Before leaving the amber routes, it is worthwhile mentioning that during the last years, quite some effort (some serous, some rather amateurish) has gone into identifying amber-related toponyms along documented or hypothesized amber roads.
The Germanic name for amber is "Bernstein" - the burnable stone, and it has been suggested that many places with "Brenn-", "Bern-" or related forms in their name point to a role in amber trade. Among the plausible suggestions that are accepted among many archaeologists is the eastern transalpine route from
Verona (German"Bern") via the
Brenner, to Innsbruck, and further onwards via the "
Fernpass" to Augsburg and the upper Danube. For towns along the Western Alpine passes, such as
Berne or
Brienz in Switzeland, the connection isn't implausible either, though I start to get sceptical when people interpret St. Bernhard (the mountain pass) as an amber name.
Before going into further detail, note that around the Mediterranean, amber was in antiquity known as
electrum. Its electrostatic properties later lead to transfer the name onto a physical phenomenon that today is known as "electricity". As such, I think it is rather futile to try to find amber names along the Mediterranean coast, though fire (old greek: pyr), burning etc. relate to a common IE root, so there is a slight chance that the "burnable stone" has also brought forward related toponyms there.
It is actually unclear to me which word the Continental Celts, masters of the iron age amber trade, used. English Wikipedia suggests that "amber" is actually a borrowing from Arab - they used "ambar" to denote a waxy whale excrement used in perfumery (ambergris), and since both ambergris and amber are waxy substances collected on the shore, the name was transferred from the one to the other sometimes during the middle ages. This sounds possible. However, as "ber" relates to a common IE root, and the Germanics, from which the Celts collected the stones, called it with that root already, Continental Celts may also have maintained that root as "amber". So, as you see, there is still a lot of speculation associated to "amber names".
Anyway, here is, from a German history blog, an attempt to re-construct the Roman Amber Route towards the Lower Vistula from "amber names". Decide for yourself how convincing that attempt is:
Pärnu (Estonia) - Brandenburg (Königsberg) - Braniewo (Brennsberg) - Brusy - Bydgoszcz (Bromberg) - Barcin - Wrzesnia - Wreschen - Prosna - Berndorf - Wroclaw (Breslau) - Bernstadt - Broumov (Braunau) - Brandys - Bystrice nad Pernsteynem - Pernstejn - Brno (Brünn) - Slavkov u Brna - Breclav (Lundenburg) - Bratislava (Pressburg) - Parndorf - Brennbergbanya - Sopron - Bernstein - Brestanica - Bresternica (= Maribor) - Aquileia.

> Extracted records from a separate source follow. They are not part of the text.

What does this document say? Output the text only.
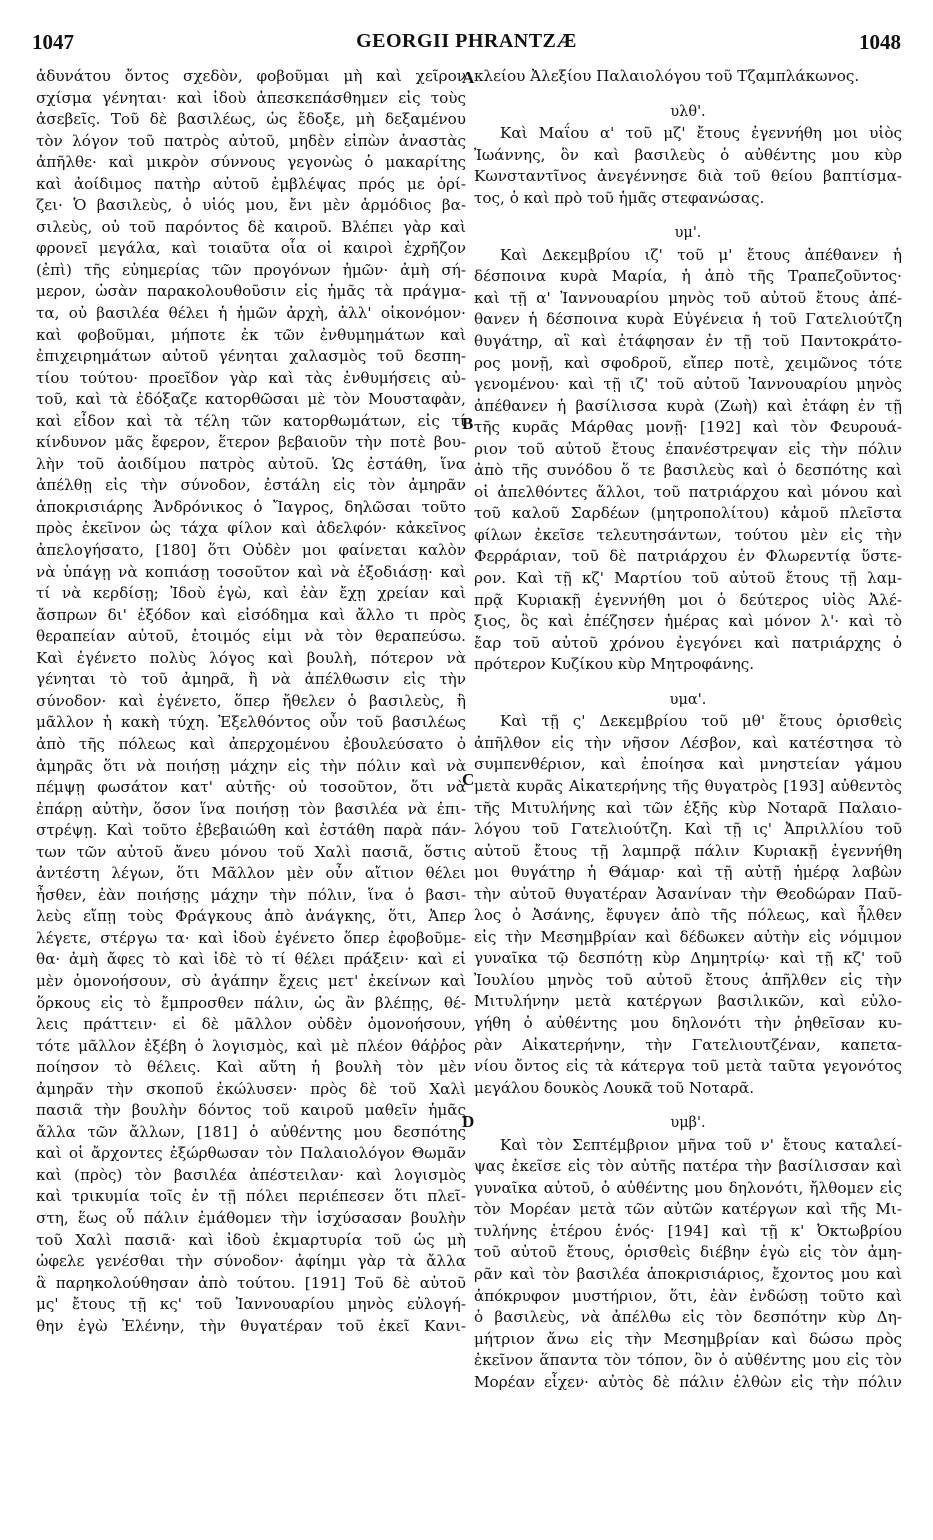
1047	GEORGII PHRANTZÆ	1048
ἀδυνάτου ὄντος σχεδὸν, φοβοῦμαι μὴ καὶ χεῖρον
σχίσμα γένηται· καὶ ἰδοὺ ἀπεσκεπάσθημεν εἰς τοὺς
ἀσεβεῖς. Τοῦ δὲ βασιλέως, ὡς ἔδοξε, μὴ δεξαμένου
τὸν λόγον τοῦ πατρὸς αὐτοῦ, μηδὲν εἰπὼν ἀναστὰς
ἀπῆλθε· καὶ μικρὸν σύννους γεγονὼς ὁ μακαρίτης
καὶ ἀοίδιμος πατὴρ αὐτοῦ ἐμβλέψας πρός με ὁρί-
ζει· Ὁ βασιλεὺς, ὁ υἱός μου, ἔνι μὲν ἁρμόδιος βα-
σιλεὺς, οὐ τοῦ παρόντος δὲ καιροῦ. Βλέπει γὰρ καὶ
φρονεῖ μεγάλα, καὶ τοιαῦτα οἷα οἱ καιροὶ ἐχρῆζον
(ἐπὶ) τῆς εὐημερίας τῶν προγόνων ἡμῶν· ἀμὴ σή-
μερον, ὡσὰν παρακολουθοῦσιν εἰς ἡμᾶς τὰ πράγμα-
τα, οὐ βασιλέα θέλει ἡ ἡμῶν ἀρχὴ, ἀλλ' οἰκονόμον·
καὶ φοβοῦμαι, μήποτε ἐκ τῶν ἐνθυμημάτων καὶ
ἐπιχειρημάτων αὐτοῦ γένηται χαλασμὸς τοῦ δεσπη-
τίου τούτου· προεῖδον γὰρ καὶ τὰς ἐνθυμήσεις αὐ-
τοῦ, καὶ τὰ ἐδόξαζε κατορθῶσαι μὲ τὸν Μουσταφὰν,
καὶ εἶδον καὶ τὰ τέλη τῶν κατορθωμάτων, εἰς τί
κίνδυνον μᾶς ἔφερον, ἕτερον βεβαιοῦν τὴν ποτὲ βου-
λὴν τοῦ ἀοιδίμου πατρὸς αὐτοῦ. Ὡς ἐστάθη, ἵνα
ἀπέλθῃ εἰς τὴν σύνοδον, ἐστάλη εἰς τὸν ἀμηρᾶν
ἀποκρισιάρης Ἀνδρόνικος ὁ Ἴαγρος, δηλῶσαι τοῦτο
πρὸς ἐκεῖνον ὡς τάχα φίλον καὶ ἀδελφόν· κἀκεῖνος
ἀπελογήσατο, [180] ὅτι Οὐδὲν μοι φαίνεται καλὸν
νὰ ὑπάγῃ νὰ κοπιάσῃ τοσοῦτον καὶ νὰ ἐξοδιάσῃ· καὶ
τί νὰ κερδίσῃ; Ἰδοὺ ἐγὼ, καὶ ἐὰν ἔχῃ χρείαν καὶ
ἄσπρων δι' ἐξόδον καὶ εἰσόδημα καὶ ἄλλο τι πρὸς
θεραπείαν αὐτοῦ, ἑτοιμός εἰμι νὰ τὸν θεραπεύσω.
Καὶ ἐγένετο πολὺς λόγος καὶ βουλὴ, πότερον νὰ
γένηται τὸ τοῦ ἀμηρᾶ, ἢ νὰ ἀπέλθωσιν εἰς τὴν
σύνοδον· καὶ ἐγένετο, ὅπερ ἤθελεν ὁ βασιλεὺς, ἢ
μᾶλλον ἡ κακὴ τύχη. Ἐξελθόντος οὖν τοῦ βασιλέως
ἀπὸ τῆς πόλεως καὶ ἀπερχομένου ἐβουλεύσατο ὁ
ἀμηρᾶς ὅτι νὰ ποιήσῃ μάχην εἰς τὴν πόλιν καὶ νὰ
πέμψῃ φωσάτον κατ' αὐτῆς· οὐ τοσοῦτον, ὅτι νὰ
ἐπάρῃ αὐτὴν, ὅσον ἵνα ποιήσῃ τὸν βασιλέα νὰ ἐπι-
στρέψῃ. Καὶ τοῦτο ἐβεβαιώθη καὶ ἐστάθη παρὰ πάν-
των τῶν αὐτοῦ ἄνευ μόνου τοῦ Χαλὶ πασιᾶ, ὅστις
ἀντέστη λέγων, ὅτι Μᾶλλον μὲν οὖν αἴτιον θέλει
ἦσθεν, ἐὰν ποιήσῃς μάχην τὴν πόλιν, ἵνα ὁ βασι-
λεὺς εἴπῃ τοὺς Φράγκους ἀπὸ ἀνάγκης, ὅτι, Ἀπερ
λέγετε, στέργω τα· καὶ ἰδοὺ ἐγένετο ὅπερ ἐφοβοῦμε-
θα· ἀμὴ ἄφες τὸ καὶ ἰδὲ τὸ τί θέλει πράξειν· καὶ εἰ
μὲν ὁμονοήσουν, σὺ ἀγάπην ἔχεις μετ' ἐκείνων καὶ
ὅρκους εἰς τὸ ἔμπροσθεν πάλιν, ὡς ἂν βλέπῃς, θέ-
λεις πράττειν· εἰ δὲ μᾶλλον οὐδὲν ὁμονοήσουν,
τότε μᾶλλον ἐξέβη ὁ λογισμὸς, καὶ μὲ πλέον θάῤῥος
ποίησον τὸ θέλεις. Καὶ αὕτη ἡ βουλὴ τὸν μὲν
ἀμηρᾶν τὴν σκοποῦ ἐκώλυσεν· πρὸς δὲ τοῦ Χαλὶ
πασιᾶ τὴν βουλὴν δόντος τοῦ καιροῦ μαθεῖν ἡμᾶς
ἄλλα τῶν ἄλλων, [181] ὁ αὐθέντης μου δεσπότης
καὶ οἱ ἄρχοντες ἐξώρθωσαν τὸν Παλαιολόγον Θωμᾶν
καὶ (πρὸς) τὸν βασιλέα ἀπέστειλαν· καὶ λογισμὸς
καὶ τρικυμία τοῖς ἐν τῇ πόλει περιέπεσεν ὅτι πλεῖ-
στη, ἕως οὗ πάλιν ἐμάθομεν τὴν ἰσχύσασαν βουλὴν
τοῦ Χαλὶ πασιᾶ· καὶ ἰδοὺ ἐκμαρτυρία τοῦ ὡς μὴ
ὠφελε γενέσθαι τὴν σύνοδον· ἀφίημι γὰρ τὰ ἄλλα
ἃ παρηκολούθησαν ἀπὸ τούτου. [191] Τοῦ δὲ αὐτοῦ
μς' ἔτους τῇ κς' τοῦ Ἰαννουαρίου μηνὸς εὐλογή-
θην ἐγὼ Ἐλένην, τὴν θυγατέραν τοῦ ἐκεῖ Κανι-
κλείου Ἀλεξίου Παλαιολόγου τοῦ Τζαμπλάκωνος.
υλθ'.
Καὶ Μαΐου α' τοῦ μζ' ἔτους ἐγεννήθη μοι υἱὸς
Ἰωάννης, ὃν καὶ βασιλεὺς ὁ αὐθέντης μου κὺρ
Κωνσταντῖνος ἀνεγέννησε διὰ τοῦ θείου βαπτίσμα-
τος, ὁ καὶ πρὸ τοῦ ἡμᾶς στεφανώσας.
υμ'.
Καὶ Δεκεμβρίου ιζ' τοῦ μ' ἔτους ἀπέθανεν ἡ
δέσποινα κυρὰ Μαρία, ἡ ἀπὸ τῆς Τραπεζοῦντος·
καὶ τῇ α' Ἰαννουαρίου μηνὸς τοῦ αὐτοῦ ἔτους ἀπέ-
θανεν ἡ δέσποινα κυρὰ Εὐγένεια ἡ τοῦ Γατελιούτζη
θυγάτηρ, αἳ καὶ ἐτάφησαν ἐν τῇ τοῦ Παντοκράτο-
ρος μονῇ, καὶ σφοδροῦ, εἴπερ ποτὲ, χειμῶνος τότε
γενομένου· καὶ τῇ ιζ' τοῦ αὐτοῦ Ἰαννουαρίου μηνὸς
ἀπέθανεν ἡ βασίλισσα κυρὰ (Ζωὴ) καὶ ἐτάφη ἐν τῇ
τῆς κυρᾶς Μάρθας μονῇ· [192] καὶ τὸν Φευρουά-
ριον τοῦ αὐτοῦ ἔτους ἐπανέστρεψαν εἰς τὴν πόλιν
ἀπὸ τῆς συνόδου ὅ τε βασιλεὺς καὶ ὁ δεσπότης καὶ
οἱ ἀπελθόντες ἄλλοι, τοῦ πατριάρχου καὶ μόνου καὶ
τοῦ καλοῦ Σαρδέων (μητροπολίτου) κἀμοῦ πλεῖστα
φίλων ἐκεῖσε τελευτησάντων, τούτου μὲν εἰς τὴν
Φερράριαν, τοῦ δὲ πατριάρχου ἐν Φλωρεντίᾳ ὕστε-
ρον. Καὶ τῇ κζ' Μαρτίου τοῦ αὐτοῦ ἔτους τῇ λαμ-
πρᾷ Κυριακῇ ἐγεννήθη μοι ὁ δεύτερος υἱὸς Ἀλέ-
ξιος, ὃς καὶ ἐπέζησεν ἡμέρας καὶ μόνον λ'· καὶ τὸ
ἔαρ τοῦ αὐτοῦ χρόνου ἐγεγόνει καὶ πατριάρχης ὁ
πρότερον Κυζίκου κὺρ Μητροφάνης.
υμα'.
Καὶ τῇ ς' Δεκεμβρίου τοῦ μθ' ἔτους ὁρισθεὶς
ἀπῆλθον εἰς τὴν νῆσον Λέσβον, καὶ κατέστησα τὸ
συμπενθέριον, καὶ ἐποίησα καὶ μνηστείαν γάμου
μετὰ κυρᾶς Αἰκατερήνης τῆς θυγατρὸς [193] αὐθεντὸς
τῆς Μιτυλήνης καὶ τῶν ἑξῆς κὺρ Νοταρᾶ Παλαιο-
λόγου τοῦ Γατελιούτζη. Καὶ τῇ ις' Ἀπριλλίου τοῦ
αὐτοῦ ἔτους τῇ λαμπρᾷ πάλιν Κυριακῇ ἐγεννήθη
μοι θυγάτηρ ἡ Θάμαρ· καὶ τῇ αὐτῇ ἡμέρᾳ λαβὼν
τὴν αὐτοῦ θυγατέραν Ἀσανίναν τὴν Θεοδώραν Παῦ-
λος ὁ Ἀσάνης, ἔφυγεν ἀπὸ τῆς πόλεως, καὶ ἦλθεν
εἰς τὴν Μεσημβρίαν καὶ δέδωκεν αὐτὴν εἰς νόμιμον
γυναῖκα τῷ δεσπότῃ κὺρ Δημητρίῳ· καὶ τῇ κζ' τοῦ
Ἰουλίου μηνὸς τοῦ αὐτοῦ ἔτους ἀπῆλθεν εἰς τὴν
Μιτυλήνην μετὰ κατέργων βασιλικῶν, καὶ εὐλο-
γήθη ὁ αὐθέντης μου δηλονότι τὴν ῥηθεῖσαν κυ-
ρὰν Αἰκατερήνην, τὴν Γατελιουτζέναν, καπετα-
νίου ὄντος εἰς τὰ κάτεργα τοῦ μετὰ ταῦτα γεγονότος
μεγάλου δουκὸς Λουκᾶ τοῦ Νοταρᾶ.
υμβ'.
Καὶ τὸν Σεπτέμβριον μῆνα τοῦ ν' ἔτους καταλεί-
ψας ἐκεῖσε εἰς τὸν αὐτῆς πατέρα τὴν βασίλισσαν καὶ
γυναῖκα αὐτοῦ, ὁ αὐθέντης μου δηλονότι, ἤλθομεν εἰς
τὸν Μορέαν μετὰ τῶν αὐτῶν κατέργων καὶ τῆς Μι-
τυλήνης ἑτέρου ἑνός· [194] καὶ τῇ κ' Ὀκτωβρίου
τοῦ αὐτοῦ ἔτους, ὁρισθεὶς διέβην ἐγὼ εἰς τὸν ἀμη-
ρᾶν καὶ τὸν βασιλέα ἀποκρισιάριος, ἔχοντος μου καὶ
ἀπόκρυφον μυστήριον, ὅτι, ἐὰν ἐνδώσῃ τοῦτο καὶ
ὁ βασιλεὺς, νὰ ἀπέλθω εἰς τὸν δεσπότην κὺρ Δη-
μήτριον ἄνω εἰς τὴν Μεσημβρίαν καὶ δώσω πρὸς
ἐκεῖνον ἅπαντα τὸν τόπον, ὃν ὁ αὐθέντης μου εἰς τὸν
Μορέαν εἶχεν· αὐτὸς δὲ πάλιν ἐλθὼν εἰς τὴν πόλιν
A
B
C
D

For the more daring, below a link to a PDF map that attempts to reconstruct a pan-European amber trade network based on assumed amber names (Burnmouth, Brest, Pyrenees, Pernik, Pirin, Brindisi etc.)
http://www.archaeologie-online.de/fo...nge/anhang245/
Some suggestions are pretty unlikely - there is, e.g., a couple of more plausible explanations for the name "Hamburg" than deriving it from "amburo", especially since we know from Ptolemy that in antiquity it was called "Treva", relating to its position at the crossing of three major amber roads (along the Elbe, down from Jutland to the Western Harz, and from Lübeck on the Baltic Sea towards the Rhineland). Berlin is most likely derived from old Slavic 'berlo' (swamp, wetland), and not from amber. And if Antwerp (Spanish Amberes) is really an amber name, I also doubt..
The antique Greek name of the Dnieper, Borysthenes, OTOH, may very well relate to Germanic "Bernstein", as we know that one of the eastern amber roads followed that river. So, feel free to check your area of residence for any place names that may indicate a yet undocumented branch of the pan-European amber trade network.